The Irish Data Protection Commission announced Wednesday that it would fine Meta Ireland a total of$413 million for breaches of the EU's GDPR (General Data Protection Regulation) related to the company's handling of personal information on Facebook and Instagram.
Under the GDPR, companies looking to process users' personal information must do so under one of six identified legal bases, which include the consent of the user, necessity to the performance of a contract, and necessity to comply with a legal obligation. Meta, in response to the original user complaints filed under the GPDR in 2018, stated that it would rely on the "contract" justification, rather than the "consent" prong, as it had previously done. (The complaints argued that, by requiring users to agree to Meta's use of personal information for ad targeting purposes, the company wasn't offering users any real choice in the matter.)
The Irish DPC's initial investigation, that regulator said, didn't find any fault in the company's decision, but fined Meta instead for failing to provide a clear explanation of the legal basis required to its users. As part of the procedure required by the GDPR, however, the DPC's peer organizations reviewed the draft decisions against Meta and argued that the "contract" basis for data processing was legally problematic, saying that the provision of personalized advertising wasn't necessary, as a matter of law, to the fulfillment of the contract entered into by Meta and its users.

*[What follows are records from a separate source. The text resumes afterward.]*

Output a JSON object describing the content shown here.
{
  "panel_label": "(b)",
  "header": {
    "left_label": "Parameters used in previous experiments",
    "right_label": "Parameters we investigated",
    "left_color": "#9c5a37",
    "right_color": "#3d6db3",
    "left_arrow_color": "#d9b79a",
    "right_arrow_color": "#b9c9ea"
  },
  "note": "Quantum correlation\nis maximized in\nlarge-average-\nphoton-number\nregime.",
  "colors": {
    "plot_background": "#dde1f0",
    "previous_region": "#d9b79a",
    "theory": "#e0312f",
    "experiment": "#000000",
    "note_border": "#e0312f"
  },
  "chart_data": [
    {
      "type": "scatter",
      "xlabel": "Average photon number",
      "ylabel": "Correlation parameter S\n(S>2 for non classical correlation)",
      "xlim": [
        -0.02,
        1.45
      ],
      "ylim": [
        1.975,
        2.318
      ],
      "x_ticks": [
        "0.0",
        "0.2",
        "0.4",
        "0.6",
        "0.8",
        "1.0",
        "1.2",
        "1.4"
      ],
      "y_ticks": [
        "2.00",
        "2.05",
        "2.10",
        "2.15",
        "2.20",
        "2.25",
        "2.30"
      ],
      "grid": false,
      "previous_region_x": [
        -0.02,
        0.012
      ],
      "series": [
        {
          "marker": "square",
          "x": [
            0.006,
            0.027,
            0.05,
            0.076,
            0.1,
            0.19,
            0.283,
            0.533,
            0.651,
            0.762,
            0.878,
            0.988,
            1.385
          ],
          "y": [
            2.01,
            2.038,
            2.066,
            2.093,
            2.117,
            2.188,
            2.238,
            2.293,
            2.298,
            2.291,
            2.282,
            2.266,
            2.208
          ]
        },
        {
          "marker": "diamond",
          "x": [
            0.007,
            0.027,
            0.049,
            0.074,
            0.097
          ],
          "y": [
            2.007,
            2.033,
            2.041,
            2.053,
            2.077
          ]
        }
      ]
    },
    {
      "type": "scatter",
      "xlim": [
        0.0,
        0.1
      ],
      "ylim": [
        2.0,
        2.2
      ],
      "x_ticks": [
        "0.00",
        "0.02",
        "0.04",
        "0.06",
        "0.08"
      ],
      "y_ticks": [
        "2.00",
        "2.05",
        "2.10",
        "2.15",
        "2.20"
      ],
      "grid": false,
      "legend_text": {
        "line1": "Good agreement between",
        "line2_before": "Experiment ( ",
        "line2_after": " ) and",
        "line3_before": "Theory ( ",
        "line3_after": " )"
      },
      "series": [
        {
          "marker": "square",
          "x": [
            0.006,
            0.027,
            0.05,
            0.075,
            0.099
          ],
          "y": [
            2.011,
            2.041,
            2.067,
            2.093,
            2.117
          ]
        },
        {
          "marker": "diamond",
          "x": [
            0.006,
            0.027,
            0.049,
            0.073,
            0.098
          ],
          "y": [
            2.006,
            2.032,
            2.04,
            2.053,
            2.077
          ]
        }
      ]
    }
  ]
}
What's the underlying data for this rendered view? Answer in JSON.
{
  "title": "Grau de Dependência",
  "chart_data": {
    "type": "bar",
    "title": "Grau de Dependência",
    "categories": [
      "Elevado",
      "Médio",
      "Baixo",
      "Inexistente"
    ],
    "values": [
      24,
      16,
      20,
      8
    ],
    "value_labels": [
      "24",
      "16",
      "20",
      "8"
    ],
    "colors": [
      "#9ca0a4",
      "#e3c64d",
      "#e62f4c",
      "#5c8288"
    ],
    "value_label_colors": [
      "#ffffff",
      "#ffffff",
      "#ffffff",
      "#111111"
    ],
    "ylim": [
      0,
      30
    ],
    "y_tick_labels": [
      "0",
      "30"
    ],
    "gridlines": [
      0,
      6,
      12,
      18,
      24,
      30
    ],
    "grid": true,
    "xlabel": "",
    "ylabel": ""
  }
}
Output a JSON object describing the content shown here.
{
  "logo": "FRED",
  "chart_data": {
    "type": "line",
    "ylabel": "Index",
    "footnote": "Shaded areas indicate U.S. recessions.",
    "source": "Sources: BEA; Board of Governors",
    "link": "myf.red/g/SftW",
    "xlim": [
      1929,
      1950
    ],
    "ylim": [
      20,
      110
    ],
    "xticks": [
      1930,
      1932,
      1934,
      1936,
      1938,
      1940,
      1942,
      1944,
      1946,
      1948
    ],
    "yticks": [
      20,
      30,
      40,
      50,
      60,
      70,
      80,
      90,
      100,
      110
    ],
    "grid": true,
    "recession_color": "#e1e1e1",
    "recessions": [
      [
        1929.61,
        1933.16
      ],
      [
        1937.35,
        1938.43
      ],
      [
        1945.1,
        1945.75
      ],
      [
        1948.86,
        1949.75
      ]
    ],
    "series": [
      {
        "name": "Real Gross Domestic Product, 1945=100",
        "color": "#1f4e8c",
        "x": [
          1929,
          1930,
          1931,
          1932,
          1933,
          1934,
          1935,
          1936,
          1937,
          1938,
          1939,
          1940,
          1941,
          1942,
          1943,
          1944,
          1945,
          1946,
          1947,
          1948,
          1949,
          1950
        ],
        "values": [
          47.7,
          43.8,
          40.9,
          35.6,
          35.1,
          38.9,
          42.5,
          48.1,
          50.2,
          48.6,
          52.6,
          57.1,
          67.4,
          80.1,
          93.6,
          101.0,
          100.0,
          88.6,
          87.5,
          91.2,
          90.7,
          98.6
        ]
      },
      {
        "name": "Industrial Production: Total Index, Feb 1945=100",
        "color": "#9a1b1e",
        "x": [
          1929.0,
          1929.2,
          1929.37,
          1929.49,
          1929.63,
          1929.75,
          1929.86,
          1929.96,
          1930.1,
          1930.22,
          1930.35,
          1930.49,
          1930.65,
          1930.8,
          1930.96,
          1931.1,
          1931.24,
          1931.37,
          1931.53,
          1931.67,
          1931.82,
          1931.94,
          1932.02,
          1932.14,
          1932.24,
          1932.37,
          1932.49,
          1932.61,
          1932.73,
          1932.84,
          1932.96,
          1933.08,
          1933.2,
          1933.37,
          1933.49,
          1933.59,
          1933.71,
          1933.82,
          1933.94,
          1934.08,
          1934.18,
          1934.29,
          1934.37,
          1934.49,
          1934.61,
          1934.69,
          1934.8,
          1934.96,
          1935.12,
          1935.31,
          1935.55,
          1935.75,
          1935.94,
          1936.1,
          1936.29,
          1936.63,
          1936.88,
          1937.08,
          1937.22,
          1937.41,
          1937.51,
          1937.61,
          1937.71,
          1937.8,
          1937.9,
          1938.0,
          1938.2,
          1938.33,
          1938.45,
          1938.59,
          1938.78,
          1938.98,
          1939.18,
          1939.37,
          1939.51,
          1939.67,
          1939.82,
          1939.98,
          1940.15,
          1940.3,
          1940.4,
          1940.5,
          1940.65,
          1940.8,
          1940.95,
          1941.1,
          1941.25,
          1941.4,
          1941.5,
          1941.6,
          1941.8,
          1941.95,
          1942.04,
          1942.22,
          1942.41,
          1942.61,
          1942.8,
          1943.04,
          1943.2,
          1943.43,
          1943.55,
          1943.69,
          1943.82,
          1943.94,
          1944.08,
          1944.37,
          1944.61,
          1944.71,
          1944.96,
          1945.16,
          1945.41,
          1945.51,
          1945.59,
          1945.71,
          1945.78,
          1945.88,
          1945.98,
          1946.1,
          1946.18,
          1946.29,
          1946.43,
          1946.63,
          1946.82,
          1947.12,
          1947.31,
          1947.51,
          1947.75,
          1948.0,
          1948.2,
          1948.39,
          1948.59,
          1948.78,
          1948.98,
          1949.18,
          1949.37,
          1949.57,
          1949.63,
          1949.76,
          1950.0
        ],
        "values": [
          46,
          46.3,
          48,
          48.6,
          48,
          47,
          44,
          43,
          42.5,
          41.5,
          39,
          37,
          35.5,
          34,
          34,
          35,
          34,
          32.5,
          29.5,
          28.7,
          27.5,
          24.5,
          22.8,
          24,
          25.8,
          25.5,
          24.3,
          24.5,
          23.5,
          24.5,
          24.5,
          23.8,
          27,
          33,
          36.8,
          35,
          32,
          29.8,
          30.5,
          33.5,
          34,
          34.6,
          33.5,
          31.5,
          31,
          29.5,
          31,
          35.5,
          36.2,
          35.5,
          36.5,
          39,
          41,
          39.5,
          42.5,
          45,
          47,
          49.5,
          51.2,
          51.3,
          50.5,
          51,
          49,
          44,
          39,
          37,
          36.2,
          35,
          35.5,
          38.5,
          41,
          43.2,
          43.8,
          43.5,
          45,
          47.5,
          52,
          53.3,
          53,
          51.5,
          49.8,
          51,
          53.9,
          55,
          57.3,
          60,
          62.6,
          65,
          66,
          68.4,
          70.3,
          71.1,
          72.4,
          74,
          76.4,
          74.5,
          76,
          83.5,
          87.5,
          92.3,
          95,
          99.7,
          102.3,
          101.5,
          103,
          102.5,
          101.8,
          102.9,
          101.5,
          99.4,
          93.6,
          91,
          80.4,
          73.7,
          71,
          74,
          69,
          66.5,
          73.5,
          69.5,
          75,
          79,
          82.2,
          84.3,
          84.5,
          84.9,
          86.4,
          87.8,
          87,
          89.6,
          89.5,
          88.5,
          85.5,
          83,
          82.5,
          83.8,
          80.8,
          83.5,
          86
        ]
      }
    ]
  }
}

The DPC said Wednesday that it disagreed with this, but that the structure of the GDPR - specifically, the required review by the European Data Protection Board - required it to amend its earlier decisions to reflect the idea that Meta cannot rely on the "contract" justification for its processing of personal information, and amended its proposed fines accordingly.
The DPC pushed back, however, against the Data Protection Board's instruction that the Irish data regulator conduct fresh investigations into Facebook and Instagram data processing, saying that the EDPB doesn't have the authority to do that. The group said it would file a complaint with the European Court of Justice to forestall new investigations, arguing that the instructions amount to overreach by the EDPB.
Meta, separately, expressed "disappointment" with the decisions in a public statement, and said that it will appeal "both the substance of the rulings and the fines." While the DPC's decisions outline a three-month timeline for the company to comply with the new rulings, the pending legal action could drag the process out far longer.